Akhir Sejarah
Trias Kuncahyono ; Penulis Kolom “KREDENSIAL’ Kompas Minggu
|
KOMPAS, 14
Februari 2016
Dahulu kala, pada suatu masa, sekitar tahun
2004 SM, Kekaisaran Neo-Sumeria yang diperintah oleh Dinasti Ketiga Ur,
jatuh. Kerajaan itu runtuh oleh invasi, pemberontakan, dan kelaparan. Kota Ur
yang berdiri di tepi Sungai Efrat, Mesopotamia Selatan, sekarang daerah Irak
Selatan, itu tinggal cerita.
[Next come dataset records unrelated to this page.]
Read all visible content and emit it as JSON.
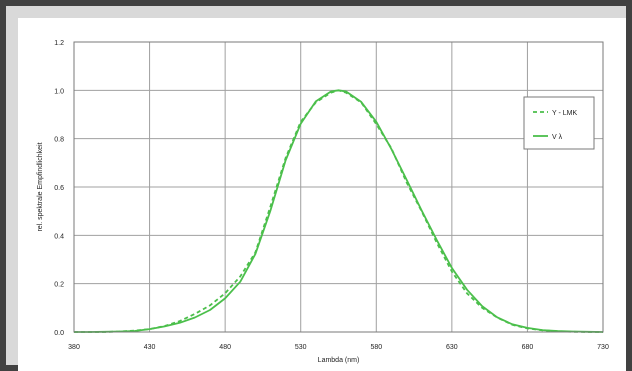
{
  "chart_data": {
    "type": "line",
    "title": "",
    "xlabel": "Lambda (nm)",
    "ylabel": "rel. spektrale Empfindlichkeit",
    "xlim": [
      380,
      730
    ],
    "ylim": [
      0,
      1.2
    ],
    "x_ticks": [
      "380",
      "430",
      "480",
      "530",
      "580",
      "630",
      "680",
      "730"
    ],
    "y_ticks": [
      "0.0",
      "0.2",
      "0.4",
      "0.6",
      "0.8",
      "1.0",
      "1.2"
    ],
    "grid": true,
    "legend_position": "right",
    "colors": {
      "line": "#4bbf4b",
      "grid": "#a0a0a0",
      "axis": "#7a7a7a"
    },
    "series": [
      {
        "name": "Y - LMK",
        "style": "dashed",
        "x": [
          380,
          390,
          400,
          410,
          420,
          430,
          440,
          450,
          460,
          470,
          480,
          490,
          500,
          510,
          520,
          530,
          540,
          550,
          555,
          560,
          570,
          580,
          590,
          600,
          610,
          620,
          630,
          640,
          650,
          660,
          670,
          680,
          690,
          700,
          710,
          720,
          730
        ],
        "values": [
          0.0,
          0.0,
          0.0,
          0.002,
          0.006,
          0.012,
          0.025,
          0.045,
          0.075,
          0.11,
          0.16,
          0.23,
          0.33,
          0.52,
          0.72,
          0.87,
          0.95,
          0.99,
          1.0,
          0.99,
          0.95,
          0.86,
          0.76,
          0.62,
          0.5,
          0.37,
          0.25,
          0.16,
          0.1,
          0.06,
          0.03,
          0.015,
          0.007,
          0.003,
          0.001,
          0.0,
          0.0
        ]
      },
      {
        "name": "V λ",
        "style": "solid",
        "x": [
          380,
          390,
          400,
          410,
          420,
          430,
          440,
          450,
          460,
          470,
          480,
          490,
          500,
          510,
          520,
          530,
          540,
          550,
          555,
          560,
          570,
          580,
          590,
          600,
          610,
          620,
          630,
          640,
          650,
          660,
          670,
          680,
          690,
          700,
          710,
          720,
          730
        ],
        "values": [
          0.0,
          0.0,
          0.001,
          0.002,
          0.004,
          0.012,
          0.023,
          0.038,
          0.06,
          0.091,
          0.139,
          0.208,
          0.323,
          0.503,
          0.71,
          0.862,
          0.954,
          0.995,
          1.0,
          0.995,
          0.952,
          0.87,
          0.757,
          0.631,
          0.503,
          0.381,
          0.265,
          0.175,
          0.107,
          0.061,
          0.032,
          0.017,
          0.008,
          0.004,
          0.002,
          0.001,
          0.0
        ]
      }
    ]
  }
}
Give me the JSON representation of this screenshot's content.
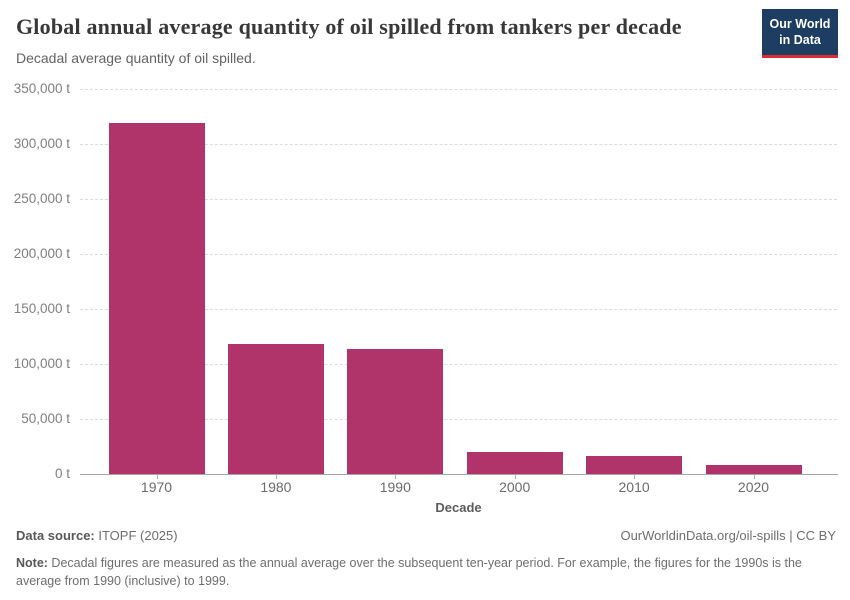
{
  "header": {
    "logo": {
      "line1": "Our World",
      "line2": "in Data"
    }
  },
  "chart_data": {
    "type": "bar",
    "title": "Global annual average quantity of oil spilled from tankers per decade",
    "subtitle": "Decadal average quantity of oil spilled.",
    "categories": [
      "1970",
      "1980",
      "1990",
      "2000",
      "2010",
      "2020"
    ],
    "values": [
      319000,
      118000,
      113500,
      20000,
      16500,
      8500
    ],
    "xlabel": "Decade",
    "ylabel": "",
    "ylim": [
      0,
      350000
    ],
    "yticks": [
      {
        "value": 0,
        "label": "0 t"
      },
      {
        "value": 50000,
        "label": "50,000 t"
      },
      {
        "value": 100000,
        "label": "100,000 t"
      },
      {
        "value": 150000,
        "label": "150,000 t"
      },
      {
        "value": 200000,
        "label": "200,000 t"
      },
      {
        "value": 250000,
        "label": "250,000 t"
      },
      {
        "value": 300000,
        "label": "300,000 t"
      },
      {
        "value": 350000,
        "label": "350,000 t"
      }
    ],
    "grid": "horizontal-dashed",
    "legend": "none",
    "bar_color": "#b0336a"
  },
  "footer": {
    "datasource_label": "Data source:",
    "datasource_value": " ITOPF (2025)",
    "attribution": "OurWorldinData.org/oil-spills | CC BY",
    "note_label": "Note:",
    "note_text": " Decadal figures are measured as the annual average over the subsequent ten-year period. For example, the figures for the 1990s is the average from 1990 (inclusive) to 1999."
  }
}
Sungai Efrat terus mengalir ke selatan dan
bertemu dengan Sungai Tigris. Keduanya bersatu masuk ke Teluk Parsi,
melupakan Ur.
Ketika itu yang berkuasa adalah Ibbi-Sin. Ia
raja yang lemah. Karena itu, ketika salah seorang pemimpin militernya,
Ishbi-Erra, memberontak, Ibbi-Sin tak berdaya. Runtuhlah Kekaisaran
Neo-Sumeria. Dan, berakhirlah kekuasaan orang Sumeria, digantikan orang
keturunan Semit, Ishbi-Erra (Susan Wise Bauer, Sejarah Dunia Kuno, dari
Cerita-cerita Tertua sampai Jatuhnya Roma, 2010).
Kejatuhan Ur diratapi. Tidak hanya keluarga
kerajaan, rakyat, tetapi juga para seniman, artis, dan para penggerak budaya
pada masa itu yang meratapi kejatuhan Ur. Kejatuhan Ur tidak hanya berarti
kejatuhan sebuah kota, tetapi juga kejatuhan suatu kebudayaan. Kepedihan akan
kejatuhan Ur itu antara lain terungkap dalam puisi-puisi:
Mayat-mayat ditumpuk
di gerbang-gerbang kota yang megah,
di jalan-jalan tempat
dahulu pesta-pesta diselenggarakan berserakan kepala-kepala,
di tempat dahulu
tari-tarian ditampilkan, mayat-mayat bertimbun-timbun...
Di sungai, debu telah
menggunung,
tidak ada lagi air
yang mengalir disalurkan ke kota
dataran yang tertutup
rumput telah retak-retak seperti tungku pembakaran.
Tragedi yang menimpa Ur, lebih dari 3.000
tahun itu, seperti berulang. Dan yang menjadi korbannya adalah Baghdad, kota
megah yang ketika itu menjadi pusat Kekhalifahan Abbasiyah. Baghdad ada di
wilayah Irak bagian tengah dan sekarang menjadi ibu kota Irak.
Kala itu, tanggal 12 Muharam 656 atau 19
Januari 1258. Sebanyak 200.000 tentara berkuda Mongol mengepung Baghdad yang
hanya dijaga 10.000 tentara berkuda. Di bawah pimpinan Hulagu, pasukan Mongol
mendirikan tenda di sekeliling tembok kota.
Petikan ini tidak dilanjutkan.